Los factores relevantes en la decisión de si adherir a [precedentes] más allá de la operatividad de los mismos - y la antigüedad de esos precedentes, la confianza - los intereses en juego, y de si la decisión fue bien razonada - aconsejan en favor de abandonar el caso jurisprudencial de Austin, que en sí mismo contravino los precedentes de Buckley y de Bellotti. Según lo explicado ya, el caso Austin no estaba bien razonado. También ha sido minado por la experiencia desde su emisión. El discurso político tan engranado en la cultura de este país en que los emisores políticos encuentren maneras legales para la financiación de sus campañas. Los rápidos cambios en la tecnología y en los conceptos y la propia dinámina inherentemente creativa del concepto de libre expresión - aconseja contra la idea de mantener una ley que restrinja discurso político en ciertos medios o por ciertos sujetos parlantes.

Además, ningún asunto de confianza está en juego.

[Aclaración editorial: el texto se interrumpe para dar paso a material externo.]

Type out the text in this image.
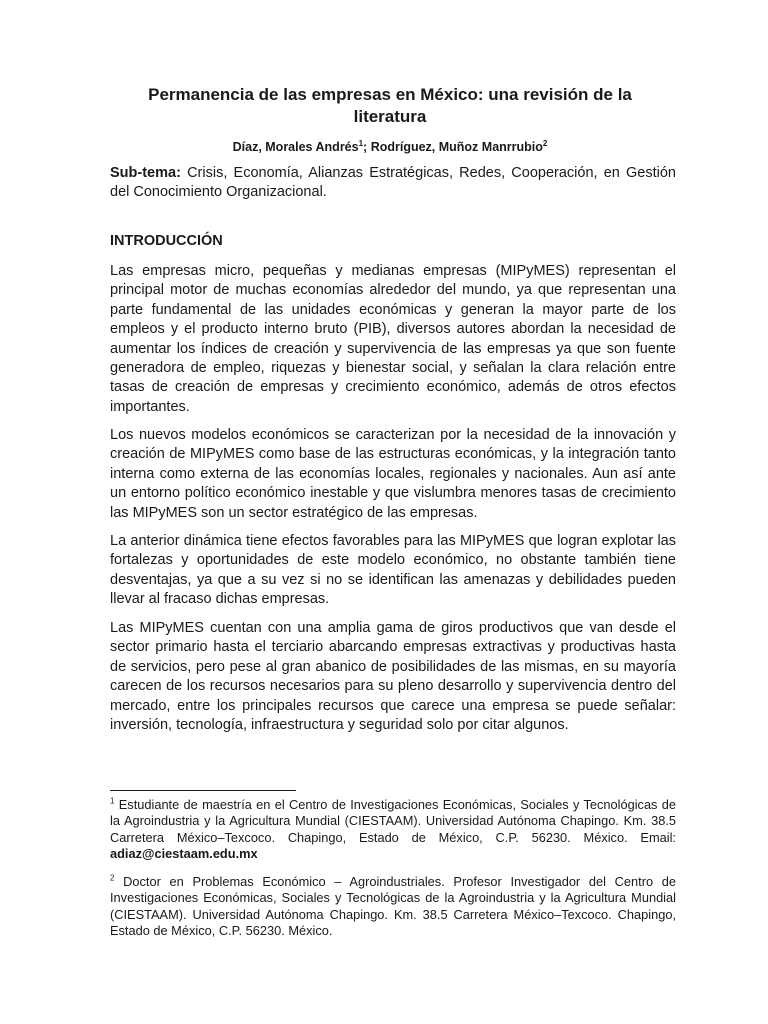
Permanencia de las empresas en México: una revisión de la literatura
Díaz, Morales Andrés$^1$; Rodríguez, Muñoz Manrrubio$^2$

Sub-tema: Crisis, Economía, Alianzas Estratégicas, Redes, Cooperación, en Gestión del Conocimiento Organizacional.

INTRODUCCIÓN

Las empresas micro, pequeñas y medianas empresas (MIPyMES) representan el principal motor de muchas economías alrededor del mundo, ya que representan una parte fundamental de las unidades económicas y generan la mayor parte de los empleos y el producto interno bruto (PIB), diversos autores abordan la necesidad de aumentar los índices de creación y supervivencia de las empresas ya que son fuente generadora de empleo, riquezas y bienestar social, y señalan la clara relación entre tasas de creación de empresas y crecimiento económico, además de otros efectos importantes.

Los nuevos modelos económicos se caracterizan por la necesidad de la innovación y creación de MIPyMES como base de las estructuras económicas, y la integración tanto interna como externa de las economías locales, regionales y nacionales. Aun así ante un entorno político económico inestable y que vislumbra menores tasas de crecimiento las MIPyMES son un sector estratégico de las empresas.

La anterior dinámica tiene efectos favorables para las MIPyMES que logran explotar las fortalezas y oportunidades de este modelo económico, no obstante también tiene desventajas, ya que a su vez si no se identifican las amenazas y debilidades pueden llevar al fracaso dichas empresas.

Las MIPyMES cuentan con una amplia gama de giros productivos que van desde el sector primario hasta el terciario abarcando empresas extractivas y productivas hasta de servicios, pero pese al gran abanico de posibilidades de las mismas, en su mayoría carecen de los recursos necesarios para su pleno desarrollo y supervivencia dentro del mercado, entre los principales recursos que carece una empresa se puede señalar: inversión, tecnología, infraestructura y seguridad solo por citar algunos.

$^1$ Estudiante de maestría en el Centro de Investigaciones Económicas, Sociales y Tecnológicas de la Agroindustria y la Agricultura Mundial (CIESTAAM). Universidad Autónoma Chapingo. Km. 38.5 Carretera México–Texcoco. Chapingo, Estado de México, C.P. 56230. México. Email: adiaz@ciestaam.edu.mx

$^2$ Doctor en Problemas Económico – Agroindustriales. Profesor Investigador del Centro de Investigaciones Económicas, Sociales y Tecnológicas de la Agroindustria y la Agricultura Mundial (CIESTAAM). Universidad Autónoma Chapingo. Km. 38.5 Carretera México–Texcoco. Chapingo, Estado de México, C.P. 56230. México.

Así, esta consideración debidamente evaluada conduce a la conclusión que el pronunciamiento del caso Austin debe ser invalidado. La corte vuelve al principio establecido en Buckley y Bellotti que el gobierno puede no suprimir el discurso político basado en la identidad corporativa del emisor. Ningún interés gubernamental justifica suficientemente límites en el discurso político tanto no lucrativo como para el beneficio lucrativo de las corporaciones.

Perdónenme si no puedo hallar algo dentro de mí quese emocione por esta legalización de lo que las corporaciones multinacionales han venido haciendo durante muchos años. ¿Todos en los EEUU han olvidado repentinamente la palabra “lobby”? ¿O el hecho de casi cada miembro del congreso ha sido vendido y pagado, en algún punto, por grupos corporativos del lobby? Vaya sino al sitio de OpenSecrets.org y escoja a cualquier hombre o mujer del Congreso o senador que usted guste y vea por usted mismo. ¿Hay una diferencia entre el aporte corporativo directo o indirecto a los políticos y gastar dinero de esas mismas corporaciones en, por ejemplo, publicidad para promover la influencia de los mismos políticos? Hasta ahora, las corporaciones tuvieron que contentarse con donar grandes cantidades de dinero a las candidaturas que los candidatos después han utilizado para hacer funcionar sus campañas, es decir promocionar sus promesas electoralistas etc. Ahora las corporaciones pueden gestionar las campañas de candidatos ellas mismas. Ya lo puedo ver desde ahora, Juan Pérez, candidato presidencial, “patrocinado por Coca-Cola”. ¿Usted gusta de Coca-Cola, correcto? ¡Entonces usted va a AMAR a nuestro candidato!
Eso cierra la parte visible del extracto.